Place on door something like 'No Light' or 'Light broken'.
2. During exhibition, sit dressed in white in corner with 'Sit Here' in red gaffer above. Sit in red chair with one red chair opposite.
When person or people approaches ask them to do an interview. When they sit, tell them they are going to talk for four minutes, that they will hold the recorder close to their mouth, that I will show them the time on a timer, and that every once in a while I may have to do something on my computer.
What to say to interviewee:
"Okay, tell me, in four minutes, and in as much detail as you can, about any injuries, or illnesses, or sickness, or pain, in your life. Tell one story or many. Get as gory and gross and detailed as you can."
Record interview.
Thank interviewer and tell them it is time for medicine.
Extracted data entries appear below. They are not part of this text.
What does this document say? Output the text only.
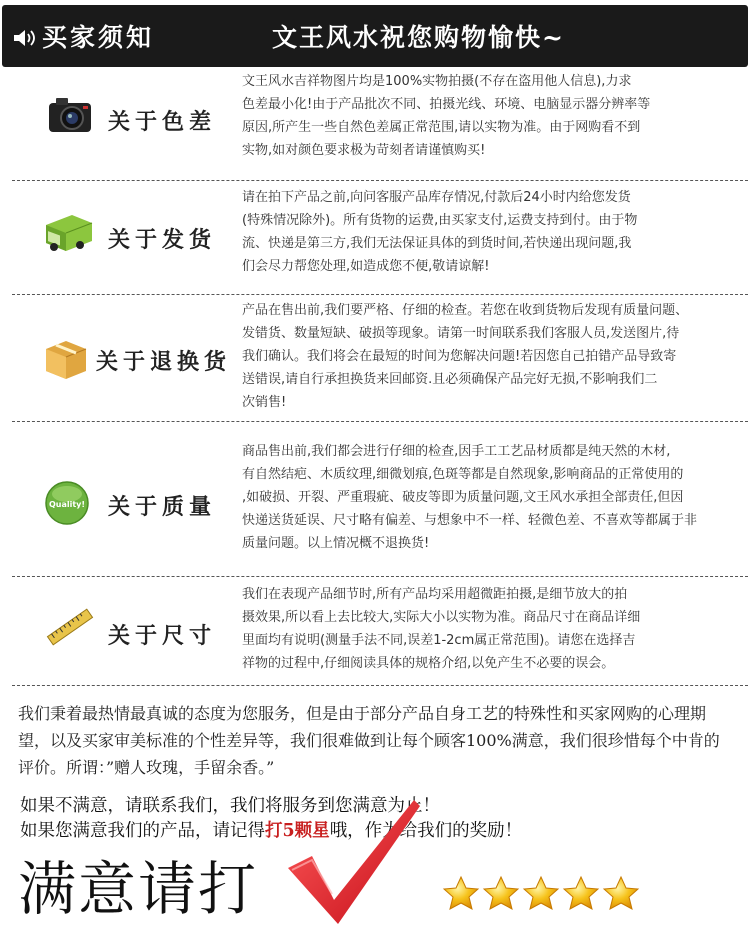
买家须知	文王风水祝您购物愉快~
关于色差
文王风水吉祥物图片均是100%实物拍摄(不存在盗用他人信息),力求
色差最小化!由于产品批次不同、拍摄光线、环境、电脑显示器分辨率等
原因,所产生一些自然色差属正常范围,请以实物为准。由于网购看不到
实物,如对颜色要求极为苛刻者请谨慎购买!
关于发货
请在拍下产品之前,向问客服产品库存情况,付款后24小时内给您发货
(特殊情况除外)。所有货物的运费,由买家支付,运费支持到付。由于物
流、快递是第三方,我们无法保证具体的到货时间,若快递出现问题,我
们会尽力帮您处理,如造成您不便,敬请谅解!
关于退换货
产品在售出前,我们要严格、仔细的检查。若您在收到货物后发现有质量问题、
发错货、数量短缺、破损等现象。请第一时间联系我们客服人员,发送图片,待
我们确认。我们将会在最短的时间为您解决问题!若因您自己拍错产品导致寄
送错误,请自行承担换货来回邮资.且必须确保产品完好无损,不影响我们二
次销售!
Quality! 关于质量
商品售出前,我们都会进行仔细的检查,因手工工艺品材质都是纯天然的木材,
有自然结疤、木质纹理,细微划痕,色斑等都是自然现象,影响商品的正常使用的
,如破损、开裂、严重瑕疵、破皮等即为质量问题,文王风水承担全部责任,但因
快递送货延误、尺寸略有偏差、与想象中不一样、轻微色差、不喜欢等都属于非
质量问题。以上情况概不退换货!
关于尺寸
我们在表现产品细节时,所有产品均采用超微距拍摄,是细节放大的拍
摄效果,所以看上去比较大,实际大小以实物为准。商品尺寸在商品详细
里面均有说明(测量手法不同,误差1-2cm属正常范围)。请您在选择吉
祥物的过程中,仔细阅读具体的规格介绍,以免产生不必要的误会。
我们秉着最热情最真诚的态度为您服务，但是由于部分产品自身工艺的特殊性和买家网购的心理期望，以及买家审美标准的个性差异等，我们很难做到让每个顾客100%满意，我们很珍惜每个中肯的评价。所谓：”赠人玫瑰，手留余香。”
如果不满意，请联系我们，我们将服务到您满意为止！
如果您满意我们的产品，请记得打5颗星哦，作为给我们的奖励！
满意请打
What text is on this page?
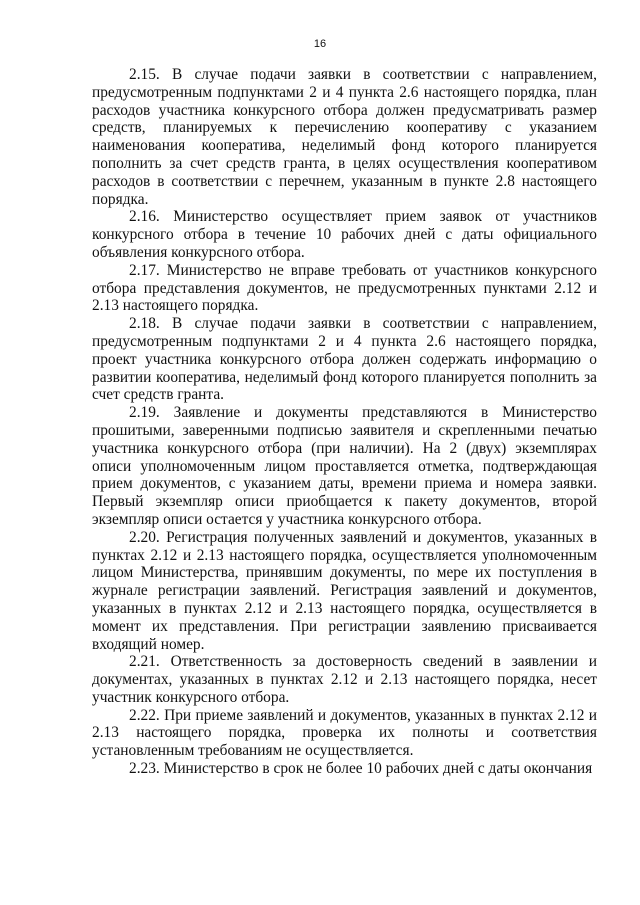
16

2.15. В случае подачи заявки в соответствии с направлением, предусмотренным подпунктами 2 и 4 пункта 2.6 настоящего порядка, план расходов участника конкурсного отбора должен предусматривать размер средств, планируемых к перечислению кооперативу с указанием наименования кооператива, неделимый фонд которого планируется пополнить за счет средств гранта, в целях осуществления кооперативом расходов в соответствии с перечнем, указанным в пункте 2.8 настоящего порядка.

2.16. Министерство осуществляет прием заявок от участников конкурсного отбора в течение 10 рабочих дней с даты официального объявления конкурсного отбора.

2.17. Министерство не вправе требовать от участников конкурсного отбора представления документов, не предусмотренных пунктами 2.12 и 2.13 настоящего порядка.

2.18. В случае подачи заявки в соответствии с направлением, предусмотренным подпунктами 2 и 4 пункта 2.6 настоящего порядка, проект участника конкурсного отбора должен содержать информацию о развитии кооператива, неделимый фонд которого планируется пополнить за счет средств гранта.

2.19. Заявление и документы представляются в Министерство прошитыми, заверенными подписью заявителя и скрепленными печатью участника конкурсного отбора (при наличии). На 2 (двух) экземплярах описи уполномоченным лицом проставляется отметка, подтверждающая прием документов, с указанием даты, времени приема и номера заявки. Первый экземпляр описи приобщается к пакету документов, второй экземпляр описи остается у участника конкурсного отбора.

2.20. Регистрация полученных заявлений и документов, указанных в пунктах 2.12 и 2.13 настоящего порядка, осуществляется уполномоченным лицом Министерства, принявшим документы, по мере их поступления в журнале регистрации заявлений. Регистрация заявлений и документов, указанных в пунктах 2.12 и 2.13 настоящего порядка, осуществляется в момент их представления. При регистрации заявлению присваивается входящий номер.

2.21. Ответственность за достоверность сведений в заявлении и документах, указанных в пунктах 2.12 и 2.13 настоящего порядка, несет участник конкурсного отбора.

2.22. При приеме заявлений и документов, указанных в пунктах 2.12 и 2.13 настоящего порядка, проверка их полноты и соответствия установленным требованиям не осуществляется.

2.23. Министерство в срок не более 10 рабочих дней с даты окончания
Pour a shot of vodka in small white tea cup, one for them one for you, cheers them ('Na Zdorovie") and do shot.
3. Take interview and place on playlist on laptop which is wirelessly connected to speaker in bowl.
4. Being in site of toilet, watch for people entering (must be done simultaneous with recording process). There will usually be some fumbling for light until they realize there is none. When door closes wait a beat for them to sit on the seat or get their thing out, then start playing one of the recordings, which will come from the bowl itself.
5. Hopefully later some people meet and recognize each other's voice from toilet: "Oh, you're the guy who had that horrible skin disease", "Oh, you're the girl who had the five inch nails driven into your foot and had to be in a wheelchair for a year", etc.